We are advised that during the fiscal period ended August 18, 1995,
5,647,823 shares of Class C shares of beneficial interest in the
Oppenheimer Strategic Diversified Income Fund series were sold in reliance
on the registration of an indefinite number of shares pursuant to Rule
24f-2 of the Investment Company Act of 1940.
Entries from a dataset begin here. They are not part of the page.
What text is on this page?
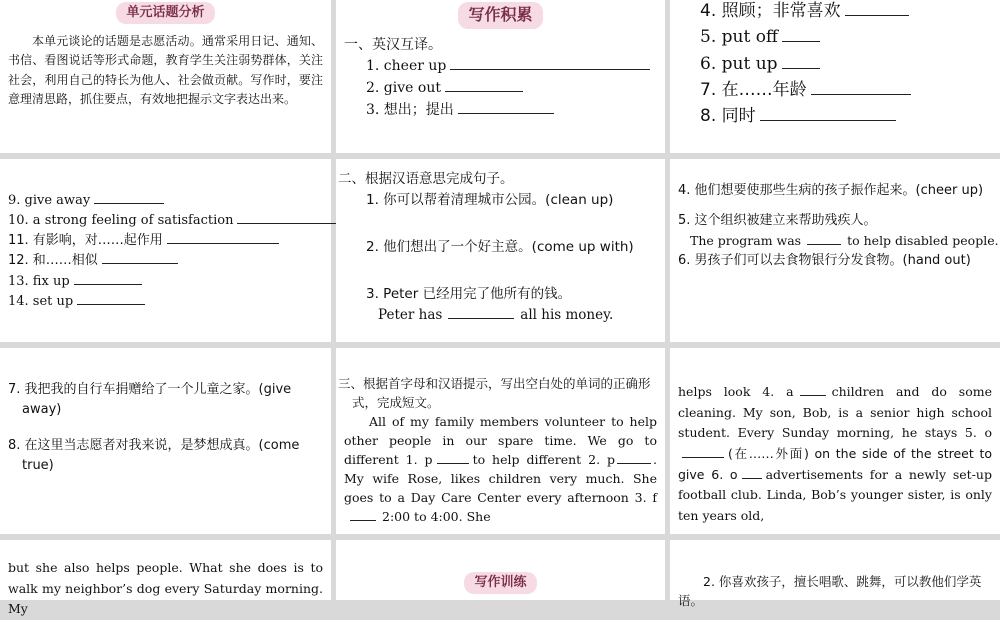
单元话题分析
本单元谈论的话题是志愿活动。通常采用日记、通知、书信、看图说话等形式命题，教育学生关注弱势群体，关注社会，利用自己的特长为他人、社会做贡献。写作时，要注意理清思路，抓住要点，有效地把握示文字表达出来。
写作积累
一、英汉互译。
1. cheer up
2. give out
3. 想出；提出
4. 照顾；非常喜欢
5. put off
6. put up
7. 在……年龄
8. 同时
9. give away
10. a strong feeling of satisfaction
11. 有影响，对……起作用
12. 和……相似
13. fix up
14. set up
二、根据汉语意思完成句子。
1. 你可以帮着清理城市公园。(clean up)
2. 他们想出了一个好主意。(come up with)
3. Peter 已经用完了他所有的钱。
Peter has	all his money.
4. 他们想要使那些生病的孩子振作起来。(cheer up)
5. 这个组织被建立来帮助残疾人。
The program was	to help disabled people.
6. 男孩子们可以去食物银行分发食物。(hand out)
7. 我把我的自行车捐赠给了一个儿童之家。(give away)
8. 在这里当志愿者对我来说，是梦想成真。(come true)
三、根据首字母和汉语提示，写出空白处的单词的正确形式，完成短文。
All of my family members volunteer to help other people in our spare time. We go to different 1. p	to help different 2. p	. My wife Rose, likes children very much. She goes to a Day Care Center every afternoon 3. f2:00 to 4:00. She
helps look 4. a	children and do some cleaning. My son, Bob, is a senior high school student. Every Sunday morning, he stays 5. o(在……外面) on the side of the street to give 6. o advertisements for a newly set-up football club. Linda, Bob’s younger sister, is only ten years old,
but she also helps people. What she does is to walk my neighbor’s dog every Saturday morning. My
写作训练	2. 你喜欢孩子，擅长唱歌、跳舞，可以教他们学英语。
It is our opinion that the said shares of beneficial interest sold by the
Oppenheimer Strategic Diversified Income Fund series of the Trust in
reliance on Rule 24f-2 of the Investment Company Act of 1940 are legally
issued and, subject to the matters mentioned in the next paragraph, fully
paid and nonassessable by the Trust.

Under Massachusetts law, shareholders of the Trust may, under certain
circumstances, be held personally liable as partners for the obligations
of the Trust.  The Declaration of Trust does, however, contain an express
disclaimer of shareholder liability for acts or obligations of the Trust
and requires that notice of such disclaimer be given in each agreement,
obligation, or instrument entered into or executed by the Trust or the
Trustees.  The Declaration of Trust provides for indemnification out of
the trust property of any shareholder held personally liable for the
obligations of the Trust.  The Declaration of Trust also provides that the
Trust shall, upon request, assume the defense of any claim made against
any shareholder for any act or obligation of the Trust and satisfy any
judgment thereon.

                                           Sincerely,


                                           /s/ Allan B. Adams
                                           ------------------------------------
                                           Allan B. Adams
                                           of MYER, SWANSON, ADAMS & WOLF, P.C.